Babamdan duyduğum kadarıyla bir kasabaya göre gayet modern ve büyük bir okula gidecektim. Babam büyüklüğünü bastırarak söylemişti. Okulun mimarını mı yoksa çalışan işçileri mi övmemi bekliyordu emin değildim.

Önceki okulum devasa bir okul değildi. Güzel, sevimli bir ortamı vardı. Gerçi benim gibi diğer öğrencilerin tabiriyle buz kızsanız ortam ne kadar samimi olursa olsun pek bir şey fark etmiyordu. Yeni okulumu daha görme fırsatım olmamıştı ama şimdiden babamın anlattıkları gözümü korkutmuştu. İnsanların fazla olduğu ve kalabalık ortamlar benim için her zaman iticiydi. Kendi halimde takılmayı daha çok seviyordum.
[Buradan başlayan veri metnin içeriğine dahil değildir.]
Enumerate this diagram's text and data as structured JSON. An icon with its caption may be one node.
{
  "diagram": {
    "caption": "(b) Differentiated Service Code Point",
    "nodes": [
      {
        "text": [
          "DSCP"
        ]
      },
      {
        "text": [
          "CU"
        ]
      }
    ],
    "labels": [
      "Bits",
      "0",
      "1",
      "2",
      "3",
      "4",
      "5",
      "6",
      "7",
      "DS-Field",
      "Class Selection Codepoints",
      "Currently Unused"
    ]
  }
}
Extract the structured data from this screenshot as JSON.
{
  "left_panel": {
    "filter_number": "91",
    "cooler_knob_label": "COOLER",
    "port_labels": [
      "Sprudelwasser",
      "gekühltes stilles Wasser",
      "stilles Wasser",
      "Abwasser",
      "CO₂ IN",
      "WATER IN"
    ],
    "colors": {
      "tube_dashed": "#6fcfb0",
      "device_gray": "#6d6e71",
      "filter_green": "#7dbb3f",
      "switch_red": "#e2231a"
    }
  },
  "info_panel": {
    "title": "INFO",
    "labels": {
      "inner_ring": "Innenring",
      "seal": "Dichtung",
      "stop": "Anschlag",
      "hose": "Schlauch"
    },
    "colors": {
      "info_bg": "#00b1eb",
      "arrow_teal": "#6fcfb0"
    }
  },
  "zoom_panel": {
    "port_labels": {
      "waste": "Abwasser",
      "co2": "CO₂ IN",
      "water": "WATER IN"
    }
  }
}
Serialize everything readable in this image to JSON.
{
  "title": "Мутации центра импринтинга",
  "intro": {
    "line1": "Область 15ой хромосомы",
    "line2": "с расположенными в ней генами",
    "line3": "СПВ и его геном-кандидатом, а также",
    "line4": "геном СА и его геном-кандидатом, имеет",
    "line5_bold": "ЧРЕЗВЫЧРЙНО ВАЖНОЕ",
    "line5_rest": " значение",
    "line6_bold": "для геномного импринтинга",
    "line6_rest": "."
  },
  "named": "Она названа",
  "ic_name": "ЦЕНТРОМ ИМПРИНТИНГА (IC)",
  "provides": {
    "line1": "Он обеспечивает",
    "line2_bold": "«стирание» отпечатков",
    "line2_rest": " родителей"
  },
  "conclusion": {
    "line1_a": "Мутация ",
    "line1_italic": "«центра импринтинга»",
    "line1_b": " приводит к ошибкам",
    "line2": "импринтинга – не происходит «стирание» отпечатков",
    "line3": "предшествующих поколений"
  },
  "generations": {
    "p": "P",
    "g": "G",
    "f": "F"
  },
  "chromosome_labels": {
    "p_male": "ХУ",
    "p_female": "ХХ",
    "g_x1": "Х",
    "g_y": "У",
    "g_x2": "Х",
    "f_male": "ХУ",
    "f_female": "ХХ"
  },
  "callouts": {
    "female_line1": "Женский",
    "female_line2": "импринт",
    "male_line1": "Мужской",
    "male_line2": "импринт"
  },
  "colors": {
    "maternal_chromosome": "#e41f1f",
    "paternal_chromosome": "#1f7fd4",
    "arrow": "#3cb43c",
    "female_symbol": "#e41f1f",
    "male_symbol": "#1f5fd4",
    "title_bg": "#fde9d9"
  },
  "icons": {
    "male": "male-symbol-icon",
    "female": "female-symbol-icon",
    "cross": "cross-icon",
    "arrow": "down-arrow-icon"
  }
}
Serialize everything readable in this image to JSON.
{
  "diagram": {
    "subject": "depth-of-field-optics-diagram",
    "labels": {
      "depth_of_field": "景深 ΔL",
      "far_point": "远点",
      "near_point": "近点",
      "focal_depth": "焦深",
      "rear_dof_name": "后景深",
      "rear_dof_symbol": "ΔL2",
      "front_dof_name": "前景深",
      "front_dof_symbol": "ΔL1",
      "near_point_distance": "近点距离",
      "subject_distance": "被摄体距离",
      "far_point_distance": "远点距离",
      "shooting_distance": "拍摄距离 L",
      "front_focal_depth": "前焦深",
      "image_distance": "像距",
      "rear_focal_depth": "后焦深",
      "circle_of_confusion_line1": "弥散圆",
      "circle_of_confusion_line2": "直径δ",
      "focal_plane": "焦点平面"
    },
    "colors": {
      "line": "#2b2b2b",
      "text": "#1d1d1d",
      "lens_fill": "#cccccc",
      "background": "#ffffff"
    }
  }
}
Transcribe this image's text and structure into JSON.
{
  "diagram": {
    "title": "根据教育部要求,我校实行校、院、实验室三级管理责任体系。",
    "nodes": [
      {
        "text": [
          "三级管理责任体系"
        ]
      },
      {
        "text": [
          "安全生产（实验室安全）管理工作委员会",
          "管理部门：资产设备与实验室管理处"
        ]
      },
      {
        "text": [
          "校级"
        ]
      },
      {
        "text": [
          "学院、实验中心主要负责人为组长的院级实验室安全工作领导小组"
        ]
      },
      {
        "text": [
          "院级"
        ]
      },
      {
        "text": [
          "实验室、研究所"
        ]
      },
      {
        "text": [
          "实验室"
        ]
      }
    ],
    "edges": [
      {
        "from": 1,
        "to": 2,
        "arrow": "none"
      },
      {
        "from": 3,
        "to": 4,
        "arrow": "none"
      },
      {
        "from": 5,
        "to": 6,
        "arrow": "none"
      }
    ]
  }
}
Özel bir okul olmasının yanı sıra orada zenginlerin olduğunu bilmek can sıkıcıydı. Her ne kadar durumumuz iyi olsa da özel okula gitmeyi hiç istememiştim. Şimdiyse okullar arası yapılan bir sınav dolayısıyla burs kazanmıştım ve ne tesadüftür ki gideceğim okul bu kasabadaki özel liseydi. Hem babamın işinin burada olması hem de buradaki okulda burs kazanmış olmam her ne kadar garip olsada -ki bu durum aklımı karıştırıyordu- yapabileceğim bir şey yoktu. Zaten en fazla bir yıl sonra tekrar yer değiştirirdik. Lise hayatım boyunca sürekli başka okullara gitmiştim. Seneye son yılımdı ve benim sabit bir yerde durup sınava çalışmam gerekiyordu.

Hiçbir zaman ailesinden aşırı ilgi gören bir çocuk olmamıştım. Küçük yaşta kendi ayaklarım üstünde durmayı öğrenmiştim. Ailem şimdiye kadar hiçbir veli toplantısına gelmemişti ve hep bir bahaneleri vardı. ''Çalışıyoruz kızım.'' Benim için çok çalışmalarının bir önemi yoktu. Arada bir beraber parka gitsek bile yeterdi küçükken. Öyle düşünürdüm en azından. Şimdiyse pek umrumda değildi. Ölmeyecek kadar yemek yapabiliyordum. Zaten çamaşır ve bulaşık makineleri de benim için çoğu işi hallediyordu. O yüzden artık yanımda olmamalarını pek sıkıntı yapmıyordum.
Anne ve babam işlerine benden daha çok bağlılardı. En azından ben öyle hissediyordum. Öyle hissettiriyorlardı.